Bekeep · Beyond training together

Claves para rendir mejor en el deporte bajo presión

How to perform better under pressure

Sports performance is a fundamental concept for any athlete, whether professional or amateur. And this has a lot to do with motivation. How can such performance vary so much in the same season or during a competition? The answer is simple: the sport pressure. At BEKEEP we offer you the keys so that, as a coach, you get the best out of your team to perform better under pressure in the sport. You will also get, as a professional, to give the most of yourself in each test and be motivated to improve in each race.

The athlete is exposed to many looks and possible criticism. Psychology plays an important role. Feeling evaluated at all times causes you to be more aware of the work done and try to control it so that it goes perfectly. Consequently, a loss of fluidity can be generated in the automatisms. It is scientifically proven that when the naturalness of automatic processes changes due to the slowness of conscious processes, sports performance decreases.

You have to differentiate between training and competition. There are athletes who perform differently. The key would be for them to deliver similar performance in both cases, but that’s not always the case. Sports pressure affects them. We analyze what these changes are due to and what are the factors that influence this to happen. But, above all, we must ask ourselves an important question: What should they do as coaches?

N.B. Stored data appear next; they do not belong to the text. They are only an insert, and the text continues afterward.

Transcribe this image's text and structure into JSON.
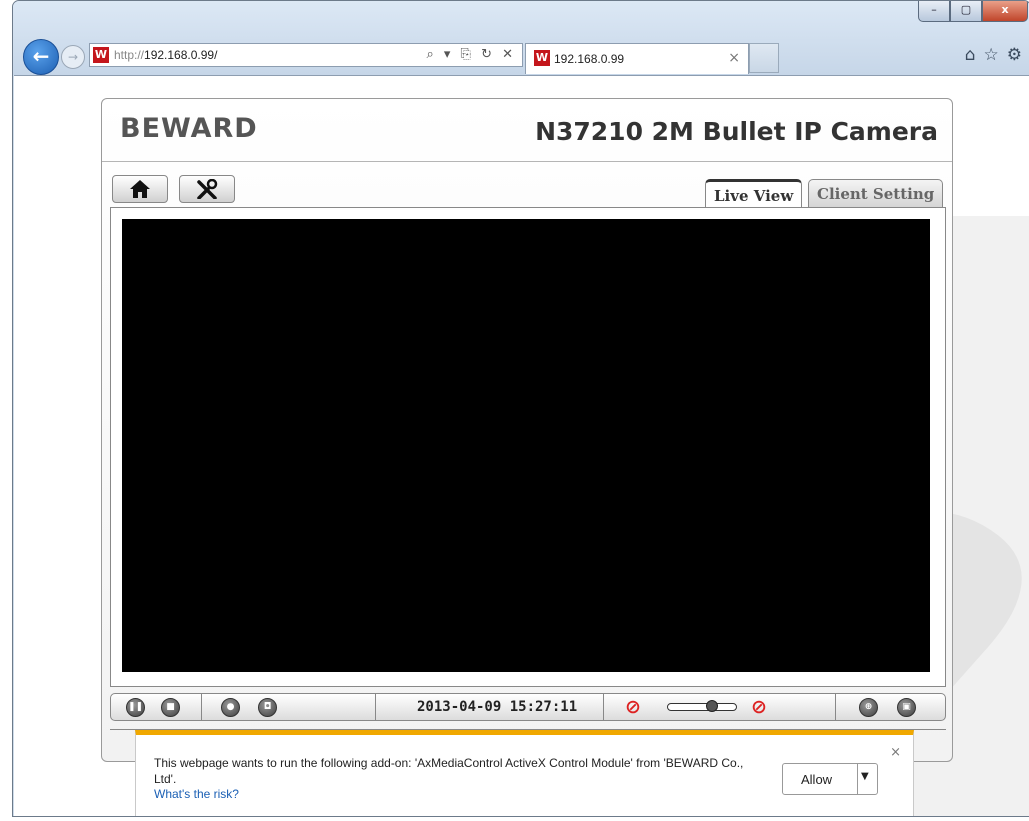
{
  "browser": {
    "address": {
      "url_prefix": "http://",
      "url_host": "192.168.0.99/",
      "tools": "⌕ ▾ ⎘ ↻ ✕"
    },
    "tab": {
      "title": "192.168.0.99",
      "close": "×"
    },
    "window_controls": {
      "minimize": "–",
      "maximize": "▢",
      "close": "x"
    },
    "toolbar_icons": {
      "home": "home-icon",
      "favorites": "star-icon",
      "tools": "gear-icon"
    }
  },
  "camera_page": {
    "brand": "BEWARD",
    "title": "N37210 2M Bullet IP Camera",
    "nav": {
      "home_icon": "home-icon",
      "settings_icon": "tools-icon"
    },
    "tabs": [
      {
        "label": "Live View",
        "active": true
      },
      {
        "label": "Client Setting",
        "active": false
      }
    ],
    "controls": {
      "datetime": "2013-04-09 15:27:11",
      "volume_level": 0.65,
      "icons": [
        "pause-icon",
        "stop-icon",
        "record-icon",
        "snapshot-icon",
        "mute-speaker-icon",
        "volume-slider",
        "mute-mic-icon",
        "zoom-icon",
        "fullscreen-icon"
      ]
    }
  },
  "notification": {
    "message": "This webpage wants to run the following add-on: 'AxMediaControl ActiveX Control Module' from 'BEWARD Co., Ltd'.",
    "link": "What's the risk?",
    "allow_label": "Allow",
    "close": "×",
    "accent_color": "#f0a800"
  }
}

Improve the athletes performance

When we talk about competitive pressure, it is usually a negative concept. The primary objective is to make it positive in order to achieve good results in sports competitions. These are situations, internal or external, that cause the athlete to decrease their performance. Although not always so, sometimes competitive pressure serves to stimulate and motivate the athlete, so that it becomes a positive factor. In this sense, as a coach, you should differentiate very well between negative and positive pressure.

Activation, anxiety and stress

To respond and understand more about sports pressure you must have a good knowledge of the concepts anxiety, stress and activation. Let’s get to know them better:

  • Activation: Refers to the physical and psychic process when the organism is put in a state of alert. All functions that respond to the presence of a given stimulus are activated. Some concepts in this sense would be muscle tension, sweating level or heart rate, among others.
  • Anxiety: Reaction of the athlete in a state of nerves and tension to a situation that seems dangerous or threatening. Anxiety is an emotional element. For the athlete there are many moments that can come to stress him, such as competing on public, the obligation to win or the mental pressure of being first. The expectations that are generated in a professional can also hurt you emotionally. It should be noted that not all athletes experience anxiety in the same way. While some perform better under pressure, others fall apart.
  • Stress: It can be negative or positive. Conceptually it is the response of the organism to adapt in a given situation. The athlete will try to adapt to it trying to maintain a balance in his body. Ultimately, he will respond to what he perceives. If you talk about positive stress it is the one that activates and stimulates the athlete to respond correctly. On the other hand, negative stress, which is also known as distress, is an uncontrolled response of our body.

Negative stress affects the athlete both psychologically, as well as in their decision-making and also muscularly. Do not forget that a lot of accumulated tension causes injuries and stiffness.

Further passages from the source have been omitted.